Rüzgar ve Huangsha yanaklardan havaya uçtu ve yavaş yavaş kişiliği ayırabileceğini buldu. Biri sıcak bir yatak ve cep telefonuna aşık oldu, ancak diğeri ter ve ağrıya aşık oldu.
Sonunda, rüzgar durdu. İki kendileri birlikte, uzaktaki karlı dağlara baktı ve sonra bulanık ayak izine baktı. Vücudun bir kısmının bu çakılın içine gömüldüğüne inanıyorum.
Hayatta gelişmesi zor birçok şey var, ama sadece bu geniş gobi'de ilerlemenin yönünde ustalaşabilirim.
Bu çölde incindik, sevdik, ayrıntılı olarak tattık.
Başlangıçta ekşi, Şangay başlangıç.
Kuzu çorbası, kamplar, kuru tuvaletler, kuru temizlik, yıldızlı gökyüzü, salin -alkali kara, esneme, ayak kabarcıkları, gece yürüyüşü ... Ekşi tadı kalplerimizde fermente olmaya başlar.

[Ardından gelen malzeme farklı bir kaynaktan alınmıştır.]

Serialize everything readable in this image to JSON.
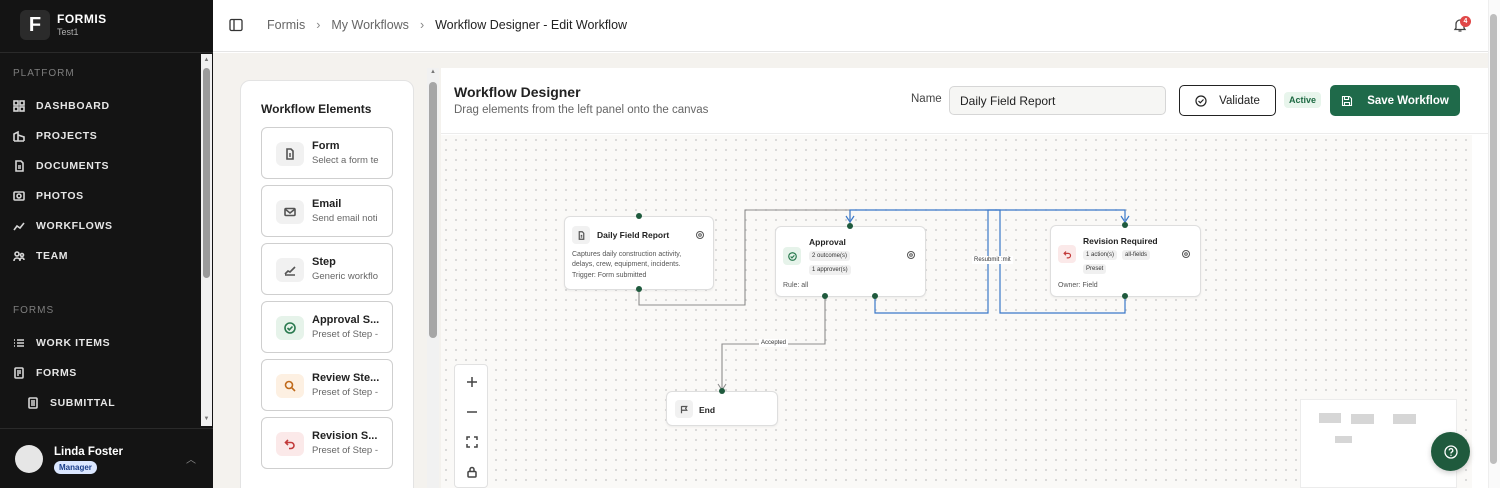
{
  "brand": {
    "name": "FORMIS",
    "workspace": "Test1",
    "logo_letter": "F"
  },
  "sidebar": {
    "platform_label": "PLATFORM",
    "platform_items": [
      {
        "label": "DASHBOARD",
        "icon": "dashboard-icon"
      },
      {
        "label": "PROJECTS",
        "icon": "projects-icon"
      },
      {
        "label": "DOCUMENTS",
        "icon": "documents-icon"
      },
      {
        "label": "PHOTOS",
        "icon": "photos-icon"
      },
      {
        "label": "WORKFLOWS",
        "icon": "workflows-icon"
      },
      {
        "label": "TEAM",
        "icon": "team-icon"
      }
    ],
    "forms_label": "FORMS",
    "forms_items": [
      {
        "label": "WORK ITEMS",
        "icon": "work-items-icon"
      },
      {
        "label": "FORMS",
        "icon": "forms-icon"
      },
      {
        "label": "SUBMITTAL",
        "icon": "submittal-icon"
      }
    ]
  },
  "user": {
    "name": "Linda Foster",
    "role": "Manager"
  },
  "header": {
    "breadcrumbs": [
      "Formis",
      "My Workflows",
      "Workflow Designer - Edit Workflow"
    ],
    "notification_count": "4"
  },
  "elements_panel": {
    "title": "Workflow Elements",
    "items": [
      {
        "name": "Form",
        "desc": "Select a form te",
        "icon": "form-icon"
      },
      {
        "name": "Email",
        "desc": "Send email noti",
        "icon": "email-icon"
      },
      {
        "name": "Step",
        "desc": "Generic workflo",
        "icon": "step-icon"
      },
      {
        "name": "Approval S...",
        "desc": "Preset of Step -",
        "icon": "approval-icon"
      },
      {
        "name": "Review Ste...",
        "desc": "Preset of Step -",
        "icon": "review-icon"
      },
      {
        "name": "Revision S...",
        "desc": "Preset of Step -",
        "icon": "revision-icon"
      }
    ]
  },
  "designer": {
    "title": "Workflow Designer",
    "subtitle": "Drag elements from the left panel onto the canvas",
    "name_label": "Name",
    "name_value": "Daily Field Report",
    "validate_label": "Validate",
    "status": "Active",
    "save_label": "Save Workflow"
  },
  "nodes": {
    "daily": {
      "title": "Daily Field Report",
      "desc_1": "Captures daily construction activity,",
      "desc_2": "delays, crew, equipment, incidents.",
      "trigger": "Trigger: Form submitted"
    },
    "approval": {
      "title": "Approval",
      "chip_1": "2 outcome(s)",
      "chip_2": "1 approver(s)",
      "rule": "Rule: all"
    },
    "revision": {
      "title": "Revision Required",
      "chip_1": "1 action(s)",
      "chip_2": "all-fields",
      "chip_3": "Preset",
      "owner": "Owner: Field"
    },
    "end": {
      "title": "End"
    }
  },
  "edges": {
    "accepted": "Accepted",
    "resubmit": "Resubmit :mit"
  },
  "colors": {
    "brand_green": "#1f6a4a",
    "sidebar_bg": "#141414",
    "edge_blue": "#3a78c9"
  }
}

Ama sadece gerçekten Gobi'ye girdiğimde, sirkenin devrildiğini gördüm.
Her yerde ter, tuzluydu.
Hava kuru, tuzlu.
Vatansever gözyaşları tuzlu.
Kalp sıcak ve aynı zamanda çok tuzlu.
Gobi ve akarsuları geçerek, tepeleri ve vahaları döndürür, kale kalesinden geçer ve karlı dağlara bakar. Acının acısının tadını çıkarırken şok edici manzaranın tadını çıkarırız.